To import the xml data, I used the package xml12. I used its function read_xml() to read and get the xml data from the url.This stores the data as an xml_document in xml_nodes. Afterwards, we convert that xml data to a list then a dataframe.

library(xml2)

#xml_url
xml_url="https://raw.githubusercontent.com/sleepysloth12/data607_wk7/main/books.xml"

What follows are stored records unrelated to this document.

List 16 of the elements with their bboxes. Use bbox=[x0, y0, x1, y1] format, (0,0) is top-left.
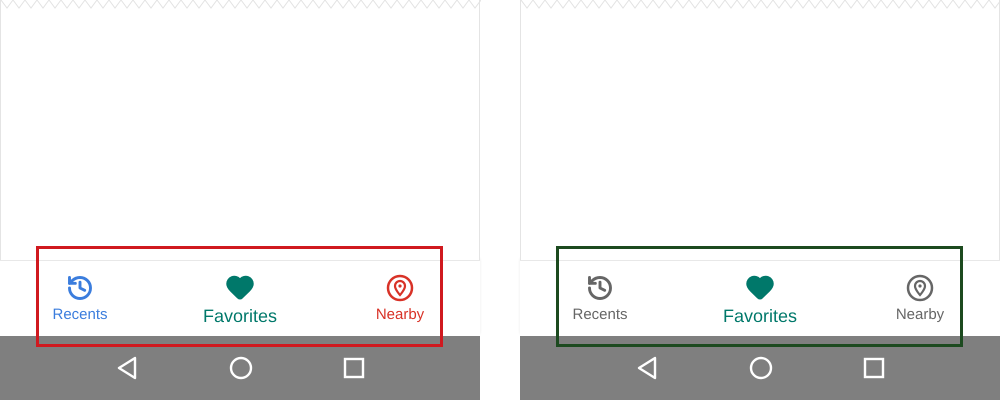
overview-icon[interactable] bbox=[343, 357, 365, 379]
location-pin-icon bbox=[386, 274, 414, 302]
navigation-tab[interactable]: Recents bbox=[0, 266, 160, 330]
navigation-tab[interactable]: Favorites bbox=[160, 266, 320, 330]
navigation-tab[interactable]: Nearby bbox=[320, 266, 480, 330]
back-icon[interactable] bbox=[635, 356, 659, 380]
location-pin-icon bbox=[906, 274, 934, 302]
history-icon bbox=[586, 274, 614, 302]
history-icon bbox=[66, 274, 94, 302]
navigation-tab[interactable]: Nearby bbox=[840, 266, 1000, 330]
back-icon[interactable] bbox=[115, 356, 139, 380]
overview-icon[interactable] bbox=[863, 357, 885, 379]
home-icon[interactable] bbox=[229, 356, 253, 380]
navigation-tab[interactable]: Favorites bbox=[680, 266, 840, 330]
home-icon[interactable] bbox=[749, 356, 773, 380]
navigation-tab[interactable]: Recents bbox=[520, 266, 680, 330]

#read the xml data from webpage

books_xml_dat=read_xml(xml_url)
class(books_xml_dat)
## [1] "xml_document" "xml_node"
#turn xml node to list
books_xml_lst=as_list(books_xml_dat)

xml_books=as.data.frame(books_xml_lst)

xml_books

Conclusion

The data frames are not identical. They are each unique because the structures of html, json, and xml are different. The html data frame was the closest one to the actual data. html has no attributes to store the data in and there is no nested structure. The json file type can handles nested objects and arrays. In my json data frame, you can see the object ‘Books’ and its different attributes (‘Books.NumberOfWords’, ‘Books.OriginalLanguage’ ,etc.). The xml file was the most nested, with books being the list of all books, and book being each book. Each data point had its own column and it is a wide wide table. If I had to choose between the three, I would choose json. json also maintains the class of the data (ie. year being int).